Surety bond requirements for the mortgage industry are changing, part of new national regulations aimed at curbing fraud and boosting consumer protection during the home-purchasing process.
That has mortgage companies across the country scrambling to comply with the SAFE Act’s impending summer and winter licensing deadlines. The changes could wind up having some negative consequences for smaller companies with brokers in multiple states.
In the wake of the subprime mortgage collapse, the SAFE Act was enacted in July 2008 as a way to strengthen consumer protection within the mortgage industry. The legislation creates new standards for licensing and registering state-licensed mortgage loan originators and establishes a National Mortgage Licensing System and Registry.
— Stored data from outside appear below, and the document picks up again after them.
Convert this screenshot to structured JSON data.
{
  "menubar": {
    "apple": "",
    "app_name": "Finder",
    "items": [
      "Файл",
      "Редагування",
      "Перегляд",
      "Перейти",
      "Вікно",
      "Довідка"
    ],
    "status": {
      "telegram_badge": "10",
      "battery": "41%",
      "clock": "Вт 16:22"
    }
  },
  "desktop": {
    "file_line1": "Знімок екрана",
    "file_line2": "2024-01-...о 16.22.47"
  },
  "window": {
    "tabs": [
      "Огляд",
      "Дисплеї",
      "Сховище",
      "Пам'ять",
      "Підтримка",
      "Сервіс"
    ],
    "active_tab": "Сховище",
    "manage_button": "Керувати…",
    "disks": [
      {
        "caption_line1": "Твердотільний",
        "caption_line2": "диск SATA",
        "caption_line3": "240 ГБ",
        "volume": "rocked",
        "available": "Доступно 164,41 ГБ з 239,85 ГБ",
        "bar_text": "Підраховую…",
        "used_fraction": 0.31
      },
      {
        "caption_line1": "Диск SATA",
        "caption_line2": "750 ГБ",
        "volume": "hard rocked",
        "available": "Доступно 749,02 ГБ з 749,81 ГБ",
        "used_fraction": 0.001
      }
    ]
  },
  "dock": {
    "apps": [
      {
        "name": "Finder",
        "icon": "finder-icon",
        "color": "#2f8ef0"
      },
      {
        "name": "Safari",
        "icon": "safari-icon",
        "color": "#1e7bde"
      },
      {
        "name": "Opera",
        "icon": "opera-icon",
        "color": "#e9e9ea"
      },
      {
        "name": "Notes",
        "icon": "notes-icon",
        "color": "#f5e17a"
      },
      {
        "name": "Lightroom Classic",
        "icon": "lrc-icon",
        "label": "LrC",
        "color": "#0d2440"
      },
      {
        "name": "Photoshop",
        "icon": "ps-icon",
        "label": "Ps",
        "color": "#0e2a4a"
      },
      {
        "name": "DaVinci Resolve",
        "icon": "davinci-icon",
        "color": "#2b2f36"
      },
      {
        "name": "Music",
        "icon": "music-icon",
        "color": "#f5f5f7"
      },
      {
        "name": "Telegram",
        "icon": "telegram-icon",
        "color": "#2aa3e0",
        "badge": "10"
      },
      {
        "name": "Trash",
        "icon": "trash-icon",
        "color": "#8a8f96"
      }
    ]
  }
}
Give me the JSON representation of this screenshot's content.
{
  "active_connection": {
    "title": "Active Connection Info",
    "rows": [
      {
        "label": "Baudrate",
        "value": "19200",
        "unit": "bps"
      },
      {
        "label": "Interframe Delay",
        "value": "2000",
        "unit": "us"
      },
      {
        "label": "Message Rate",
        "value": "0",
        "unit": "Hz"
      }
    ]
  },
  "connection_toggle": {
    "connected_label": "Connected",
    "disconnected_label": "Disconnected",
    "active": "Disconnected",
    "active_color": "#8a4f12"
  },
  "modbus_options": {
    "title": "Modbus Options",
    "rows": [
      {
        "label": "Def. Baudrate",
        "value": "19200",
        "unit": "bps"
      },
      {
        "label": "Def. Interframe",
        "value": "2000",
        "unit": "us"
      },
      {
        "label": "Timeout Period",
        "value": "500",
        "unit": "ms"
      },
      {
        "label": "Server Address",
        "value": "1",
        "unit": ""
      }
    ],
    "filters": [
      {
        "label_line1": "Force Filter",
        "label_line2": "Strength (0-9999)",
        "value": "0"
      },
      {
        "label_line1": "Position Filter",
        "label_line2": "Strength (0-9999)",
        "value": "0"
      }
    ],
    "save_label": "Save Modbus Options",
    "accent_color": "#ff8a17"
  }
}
Mortgage originators have to take classes, pass a test and submit to background checks as part of the new regulations. Companies must also approach bonding and financial protection in a new light. The SAFE Act clearly seeks to establish effective ways for consumers to be made whole if they’re harmed by the actions of an originator.
The legislation mandates that each state create either net worth or surety bond requirements that licensees must meet. Companies that employ more than one broker can obtain a company-wide bond instead of purchasing one for each originator. Companies and individual originators can also just pay into a state-created recovery fund.
But some smaller and mid-sized mortgage companies with originators in multiple states are finding it tough to keep up. They’re trying to coordinate classwork for dozens of brokers and learn new licensing requirements for several states while finding ways to pay for exams and surety bonds.
The SAFE Act mandates that bond amounts be determined based on an applicant’s volume of loan origination. In many states, the previous standard was simply based on the number of licensed locations a company operated.
Depending on a state’s current system, originators have to be licensed under the SAFE Act by either July 31 or December 31.